采用水热法分别合成了α-, β-, γ-MnO₂纳米棒, 使用X射线衍射(XRD)、扫描电镜(SEM)、透射电镜(TEM)、氢气程序升温还原(H₂-TPR)和X射线光电子能谱(XPS)等技术对三种晶型MnO₂纳米棒的结构和形貌进行了表征, 并以氯苯(CB)为探针考察了其催化活性和稳定性. 结果表明, 三种晶型MnO₂纳米棒在低温范围内均有较高的催化活性, 且活性顺序为α-MnO₂＞γ-MnO₂＞β-MnO₂. 此外, 还发现三种晶型MnO₂纳米棒比无定形MnO₂有更强的抗氯中毒能力. 在三种晶型MnO₂纳米棒中, α-MnO₂纳米棒催化氧化氯苯的活性最佳, 主要是由于该种MnO₂纳米棒含有丰富的晶格氧并且具有较强的可还原能力.

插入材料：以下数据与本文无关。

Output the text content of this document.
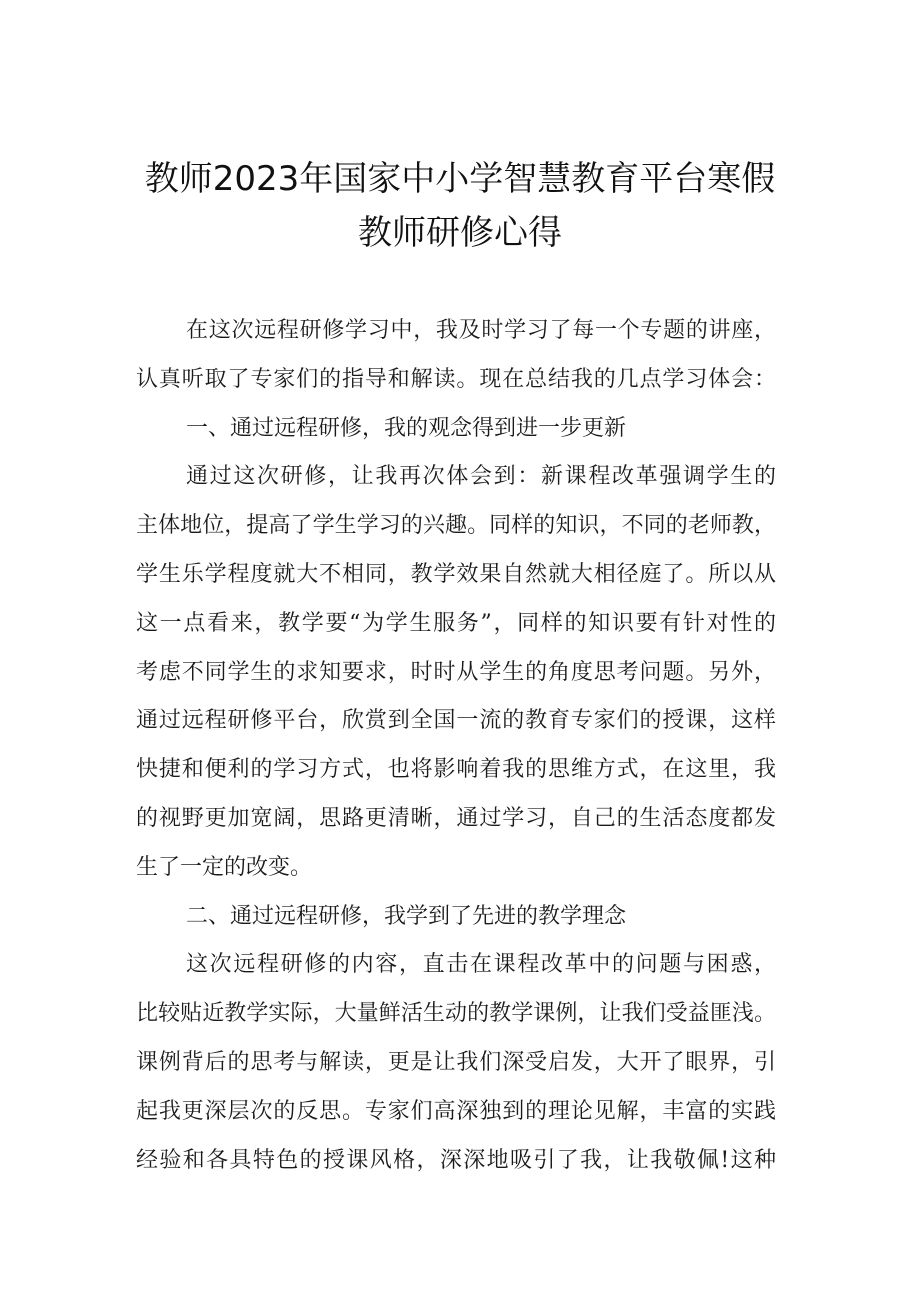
教师2023年国家中小学智慧教育平台寒假
教师研修心得
在这次远程研修学习中，我及时学习了每一个专题的讲座，
认真听取了专家们的指导和解读。现在总结我的几点学习体会：
一、通过远程研修，我的观念得到进一步更新
通过这次研修，让我再次体会到：新课程改革强调学生的
主体地位，提高了学生学习的兴趣。同样的知识，不同的老师教，
学生乐学程度就大不相同，教学效果自然就大相径庭了。所以从
这一点看来，教学要“为学生服务”，同样的知识要有针对性的
考虑不同学生的求知要求，时时从学生的角度思考问题。另外，
通过远程研修平台，欣赏到全国一流的教育专家们的授课，这样
快捷和便利的学习方式，也将影响着我的思维方式，在这里，我
的视野更加宽阔，思路更清晰，通过学习，自己的生活态度都发
生了一定的改变。
二、通过远程研修，我学到了先进的教学理念
这次远程研修的内容，直击在课程改革中的问题与困惑，
比较贴近教学实际，大量鲜活生动的教学课例，让我们受益匪浅。
课例背后的思考与解读，更是让我们深受启发，大开了眼界，引
起我更深层次的反思。专家们高深独到的理论见解，丰富的实践
经验和各具特色的授课风格，深深地吸引了我，让我敬佩!这种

关键词: α-, β-, γ-MnO₂, 纳米棒, 晶型, 氯苯, 催化燃烧

Mn-containing catalysts are widely used owing to their excellent redox properties, while in most cases they would deactivate to some extent in the oxidation process of the chloride volatile organic compounds (CVOCs) due to chlorine poisoning. In this work α-, β-, γ-MnO₂ nanorods were synthesized via a hydrothermal route, and their catalytic performance for chlorobenzene (CB, as a model of CVOCs) and resistance to chlorine poisoning were studied. The results showed that the MnO₂ nanorods with different phase structures exhibited high activities for low temperature catalytic oxidation of CB, and the catalytic activities of the MnO₂ nanorods depended on the crystal phase of MnO₂, following in the order of α-MnO₂＞γ-MnO₂＞β-MnO₂. Moreover, the MnO₂ nanorods showed high resistance to chlorine poisoning compared to the amorphous MnO₂. The experiment results indicated that the conversion of CB over α-, β-, γ-MnO₂ nanorods at 250 ℃ remained stable at about 98%, 82% and 90% respectively for 35 h. Contrasted to MnO₂ nanorods, the conversion of CB over amorphous MnO₂ dropped from 80% to 32% in the same condition. Additionally, the as-synthesized MnO₂ nanorods were characterized by X-ray diffraction (XRD), scanning electron microscopy (SEM), transmission electron microscopy (TEM), H₂ temperature-programmed reduction (H₂-TPR) and X-ray photoelectron spectroscopy (XPS). XRD results showed that the crystallinity of α-, β-, γ-MnO₂ nanorods were different, and decreased in the order: β＞α＞γ, implying that the crystallinity of α-, β-, γ-MnO₂ nanorods had no significant effect on its catalytic performance. SEM and TEM showed that three kinds of nanorods were well dispersed, and exhibited one-dimensional nanorods. H₂-TPR and XPS results demonstrated that the high catalytic activity of α-MnO₂ nanorods resulted from their rich lattice oxygen and good reducibility. Therefore, the enrichment of the lattice oxygen with excellent reducibility was considered as main reason of high activity of α-MnO₂ nanorods for low temperature catalytic destruction of CB.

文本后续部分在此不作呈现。